St. Hugh’s Hall, Oxford,
January, 1911.
CONTENTS
I
THE PROBLEM OF THE FINITE
AND THE INFINITE
The influence of mathematics on philosophy and vice versâ can be inferred from the historical progress of both studies, though it has not been possible till about within the last fifteen years to give a logical explanation for the relations between them. As long as it was believed, according to the Kantian view, that the science of mathematics was based on intuitions of time and space, the alliance between philosophy and mathematics could not be proved to be closer than that between philosophy and experimental science, although the historical fact remained that philosophy and mathematics exercised a mutual stimulus, and developed at the same periods of history.
But mathematics, as now defined, is independent of intuitions of space and time, and also of axioms and hypotheses.[1] Mathematics, as now understood, is based, like formal logic, on the prerequisites of thought, not on the notions of space and time. Here there is no definition of number or space, but the conception of number and space,[2] which is more complicated, can be derived from them. All other complicated mind processes can, in the same way, be reduced to the simple elements of the prerequisites of thought.
Such a science might exist out of conditions of time and space as we know them. It is a science of relations rather than of mere number. Founded, then, on the laws of symbolic logic, it is a valuable aid and illustration to philosophy; philosophy, on the other hand, can imagine lines for the exercise of the constructive power involved in mathematics. It is the object of this paper to show that the close though apparently accidental union of philosophy and mathematics throughout the history of thought can now be explained, and that the problems with which pure mathematics is now concerned are those which lie at the core of philosophic thought and speculation. (Symbolic logic has developed to meet the new demands made upon it. It does not now reduce itself to the syllogism, as Aristotle thought it did; the prerequisites of thought are shown to be manifold instead of single.[3])
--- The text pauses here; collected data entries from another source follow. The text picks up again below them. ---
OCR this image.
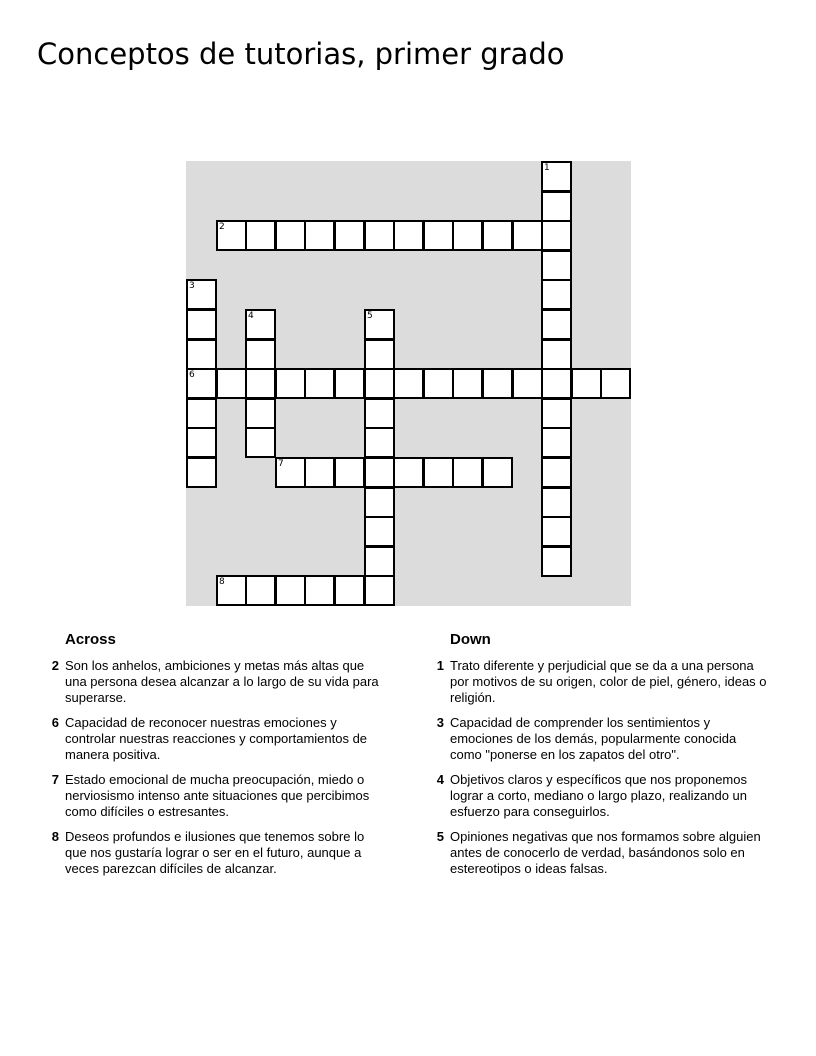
Conceptos de tutorias, primer grado
1
2
3
6
4	5
7
8
Across
2 Son los anhelos, ambiciones y metas más altas que una persona desea alcanzar a lo largo de su vida para superarse.
6 Capacidad de reconocer nuestras emociones y controlar nuestras reacciones y comportamientos de manera positiva.
7 Estado emocional de mucha preocupación, miedo o nerviosismo intenso ante situaciones que percibimos como difíciles o estresantes.
8 Deseos profundos e ilusiones que tenemos sobre lo que nos gustaría lograr o ser en el futuro, aunque a veces parezcan difíciles de alcanzar.
Down
1 Trato diferente y perjudicial que se da a una persona por motivos de su origen, color de piel, género, ideas o religión.
3 Capacidad de comprender los sentimientos y emociones de los demás, popularmente conocida como "ponerse en los zapatos del otro".
4 Objetivos claros y específicos que nos proponemos lograr a corto, mediano o largo plazo, realizando un esfuerzo para conseguirlos.
5 Opiniones negativas que nos formamos sobre alguien antes de conocerlo de verdad, basándonos solo en estereotipos o ideas falsas.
The use of the word philosophic in this connection suggests a necessity for further definition. Philosophy is held to include at least two great branches—Metaphysics and Ethics. The influence of mathematics is most evident on the metaphysical side of philosophy; in fact, the grouping of mathematics and metaphysics as allied sciences tends to bring out the essential distinction between metaphysics and ethics, and—though not by any means to imply a break in their real relation—to show where this has been misunderstood. No philosophy has been equally strong on both sides; they represent different forms of activity of the human mind; but it is still true, and from the conditions always must be, that an ethical system grows out of metaphysics as practice follows precept and conduct implies belief. The new definition of mathematics does not touch these consequences; it merely marks the limits within which philosophy on the metaphysical side can submit to, or rest upon, the conclusions of mathematics.